Executive Order 13855, signed on December 21, 2018, established a framework for accelerated timber harvesting and vegetation management across approximately 640 million acres of federal land managed by the Forest Service and Bureau of Land Management. The order directed these agencies to adopt expedited procedures for commercial logging operations, prescribed burns, and other "active management" practices justified on wildfire risk reduction grounds. Rather than issuing new statutory authority, the executive order reinterpreted existing agency mandates to prioritize extractive land use and streamline environmental review processes that had previously constrained timber sales on public lands.

The order's practical effects extended to millions of acres across western states and beyond. Timber companies gained improved access to federal forests through streamlined permitting processes, while environmental review timelines were compressed. Ranchers benefited from expanded grazing privileges on federal rangelands under the guise of vegetation management. Conversely, conservation organizations, tribal nations reliant on forest ecosystem integrity, and communities dependent on intact watersheds faced diminished input in land management decisions and reduced environmental protections on lands held in public trust.

This order functioned as an early instrument in a broader pattern of federal land rollback that accelerated dramatically in subsequent administrations. The Forest Service Regional Offices restructuring of April 2026 represents a direct escalation, dismantling the institutional capacity to implement consistent oversight across 193 million acres. Simultaneously, the Trump administration's 2026 actions opening Minnesota wilderness to mining and invoking wartime authority to accelerate fossil fuel extraction demonstrate how the 2018 executive order established procedural and philosophical groundwork for treating federal lands primarily as resource extraction zones rather than conservation entities.

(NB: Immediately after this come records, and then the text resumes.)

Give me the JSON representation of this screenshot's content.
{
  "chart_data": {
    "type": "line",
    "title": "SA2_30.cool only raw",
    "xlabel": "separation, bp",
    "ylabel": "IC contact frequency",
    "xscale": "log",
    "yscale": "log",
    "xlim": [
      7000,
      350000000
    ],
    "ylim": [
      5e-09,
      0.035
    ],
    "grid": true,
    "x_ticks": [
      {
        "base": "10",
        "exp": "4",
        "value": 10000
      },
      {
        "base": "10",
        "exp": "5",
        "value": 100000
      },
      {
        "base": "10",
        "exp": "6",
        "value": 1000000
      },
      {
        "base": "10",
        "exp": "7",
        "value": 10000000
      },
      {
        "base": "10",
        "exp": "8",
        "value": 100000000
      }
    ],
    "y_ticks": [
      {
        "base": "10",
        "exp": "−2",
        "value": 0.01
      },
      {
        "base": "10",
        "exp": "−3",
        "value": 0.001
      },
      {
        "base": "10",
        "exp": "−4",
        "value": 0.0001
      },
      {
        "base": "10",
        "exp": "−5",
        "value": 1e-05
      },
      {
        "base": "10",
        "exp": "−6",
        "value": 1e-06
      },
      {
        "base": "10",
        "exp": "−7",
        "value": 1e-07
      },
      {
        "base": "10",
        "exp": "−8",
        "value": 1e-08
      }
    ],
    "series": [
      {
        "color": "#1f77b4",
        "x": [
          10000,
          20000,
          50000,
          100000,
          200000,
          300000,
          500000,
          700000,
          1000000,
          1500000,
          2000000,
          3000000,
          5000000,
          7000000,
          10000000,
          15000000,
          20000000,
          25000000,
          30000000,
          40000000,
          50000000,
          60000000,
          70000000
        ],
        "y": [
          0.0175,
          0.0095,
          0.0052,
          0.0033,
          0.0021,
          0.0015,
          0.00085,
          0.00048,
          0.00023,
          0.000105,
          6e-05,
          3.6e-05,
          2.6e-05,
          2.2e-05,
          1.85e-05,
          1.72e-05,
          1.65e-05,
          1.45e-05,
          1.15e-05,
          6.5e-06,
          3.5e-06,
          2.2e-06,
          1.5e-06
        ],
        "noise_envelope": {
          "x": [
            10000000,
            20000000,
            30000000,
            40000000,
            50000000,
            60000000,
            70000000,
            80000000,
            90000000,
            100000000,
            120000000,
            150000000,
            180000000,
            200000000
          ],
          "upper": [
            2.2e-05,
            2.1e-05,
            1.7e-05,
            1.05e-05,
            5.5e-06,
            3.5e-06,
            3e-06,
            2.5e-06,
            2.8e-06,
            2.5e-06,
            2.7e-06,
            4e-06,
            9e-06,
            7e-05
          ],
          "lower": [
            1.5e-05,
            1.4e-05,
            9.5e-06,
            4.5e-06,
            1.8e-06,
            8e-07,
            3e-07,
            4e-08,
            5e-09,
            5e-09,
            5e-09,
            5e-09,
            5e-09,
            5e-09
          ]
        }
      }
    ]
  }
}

The order remains active and legally operative absent congressional action or judicial intervention. No major court challenges successfully blocked implementation, though conservation groups filed lawsuits contesting specific timber sales authorized under the order's framework. Reversing EO 13855 would require executive action restoring environmental review standards and reestablishing procedural safeguards in Forest Service and BLM decision-making, though the institutional damage from subsequent restructuring would complicate full restoration of previous conservation protocols.